Assuming, without deciding, that this court's "inherent power to alter or amend the common law," United States v. Jackson, 528 A.2d 1211, 1216 (D.C. 1987); Linkins v. Protestant Episcopal Cathedral Found., 87 U.S.App. D.C. 351, 354-55, 187 F.2d 357, 360 (1950), permits us to expand, by judicial decree, the scope of a statutory criminal offense, our authority to do so must be exercised with restraint, lest we intrude upon the prerogatives of the legislative branch and the liberties of the citizen. Accordingly, we decline the government's invitation to amend the venerable common law rule, either as to Little or as to defendants who may be charged with accessoryship after the fact to murder in cases yet to come.
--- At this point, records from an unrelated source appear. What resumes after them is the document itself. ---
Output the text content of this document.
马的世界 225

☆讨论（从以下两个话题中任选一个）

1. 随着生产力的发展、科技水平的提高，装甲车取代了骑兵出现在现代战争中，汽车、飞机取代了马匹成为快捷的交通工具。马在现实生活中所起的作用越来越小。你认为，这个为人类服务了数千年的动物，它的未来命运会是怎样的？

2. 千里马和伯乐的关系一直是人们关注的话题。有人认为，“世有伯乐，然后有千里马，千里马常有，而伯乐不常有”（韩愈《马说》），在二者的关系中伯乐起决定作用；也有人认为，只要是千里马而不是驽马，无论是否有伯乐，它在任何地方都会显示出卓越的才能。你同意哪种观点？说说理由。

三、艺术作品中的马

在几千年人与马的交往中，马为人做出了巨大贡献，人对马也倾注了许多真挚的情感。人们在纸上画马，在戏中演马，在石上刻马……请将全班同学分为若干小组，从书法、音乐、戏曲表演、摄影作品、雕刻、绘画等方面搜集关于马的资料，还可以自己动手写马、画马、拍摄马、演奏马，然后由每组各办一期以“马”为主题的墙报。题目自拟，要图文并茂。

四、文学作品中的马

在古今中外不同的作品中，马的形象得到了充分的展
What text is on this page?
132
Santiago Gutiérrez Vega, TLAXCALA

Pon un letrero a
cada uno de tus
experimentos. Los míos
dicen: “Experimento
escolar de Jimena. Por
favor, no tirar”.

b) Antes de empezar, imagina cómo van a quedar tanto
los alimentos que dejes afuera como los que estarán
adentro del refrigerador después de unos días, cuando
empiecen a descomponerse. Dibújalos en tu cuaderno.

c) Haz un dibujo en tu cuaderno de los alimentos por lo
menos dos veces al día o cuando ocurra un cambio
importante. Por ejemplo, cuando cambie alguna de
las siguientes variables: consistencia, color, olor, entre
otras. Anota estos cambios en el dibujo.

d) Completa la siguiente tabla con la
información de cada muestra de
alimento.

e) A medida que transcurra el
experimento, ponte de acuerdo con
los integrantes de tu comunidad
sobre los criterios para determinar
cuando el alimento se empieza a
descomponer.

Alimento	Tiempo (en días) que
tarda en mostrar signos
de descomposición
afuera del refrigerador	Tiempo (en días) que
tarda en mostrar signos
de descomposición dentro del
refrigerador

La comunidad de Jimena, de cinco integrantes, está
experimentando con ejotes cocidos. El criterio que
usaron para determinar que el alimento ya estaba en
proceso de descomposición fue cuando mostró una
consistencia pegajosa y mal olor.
Sharing the Supreme Court's "instinctive distaste against men [and women] languishing in prison unless the lawmaker has clearly said they should," United States v. Bass, 404 U.S. 336, 348, 92 S.Ct. 515, 522-23, 30 L.Ed.2d 488 (1971) (quoting H. Friendly, Mr. Justice Frankfurter and the Reading of Statutes, in BENCHMARKS 196, 209 (1967)), we conclude that the legislature, and not the court, should decide whether the common-law rule, which is by no means a "capricious obstacle to a prosecution," cf. Jackson, supra, 528 A.2d at 1220, *fn11 should be retained or revised. Justice Holmes said it well:
Although it is not likely that a criminal will carefully consider the text of the law before he murders or steals, it is reasonable that a fair warning should be given to the world in language that the common world will understand, of what the law intends to do if a certain line is passed. To make the warning fair, so far as possible the line should be clear.
McBoyle v. United States, 283 U.S. 25, 27, 51 S.Ct. 340, 341, 75 L.Ed. 816 (1931).
D. The lesser-included offense.
The government argues, in the alternative, that if we retain the common law rule as set forth in the commentaries, we should remand the case to the trial court with instructions to reduce Little's accessoryship convictions to AAF to an appropriate lesser-included offense. We agree. As we recently noted in Willis v. United States, 692 A.2d 1380, 1383 (D.C. 1997), [709 A2d Page 715]
federal appellate courts appear to have uniformly concluded that they may direct the entry of judgment for a lesser included offense when a conviction for a greater offense is reversed on grounds that affect only the greater offense [quoting Rutledge v. United States, 517 U.S. 292, 306, 116 S.Ct. 1241, 1250, 134 L.Ed.2d 419 (1996) ]. The same principle is applicable to this court.
Assault with a dangerous weapon is a lesser-included offense of second-degree murder while armed. Hebron v. United States, 625 A.2d 884, 885-86 (D.C. 1993). *fn12 The felony of ADW had been completed when Bailey fired his pistol at the decedents, and the shooting occurred before Little transported Bailey away from the scene. *fn12 The jury having convicted Little of the greater offense of AAF to murder while armed, it necessarily found him guilty of the lesser-included offense of AAF to ADW. Under these circumstances, there is no need for a new trial.
Little and Bailey claim, the government concedes, and we hold, that each appellant's CPWOL convictions merge. Cormier v. United States, 137 A.2d 212, 217 (D.C.Mun. 1957). None of the other contentions presented to us by Little *fn13 or by Bailey *fn13 warrants reversal, and all of both appellants' [709 A2d Page 716]
remaining convictions are affirmed. The case is remanded to the trial court for further proceedings consistent with this opinion.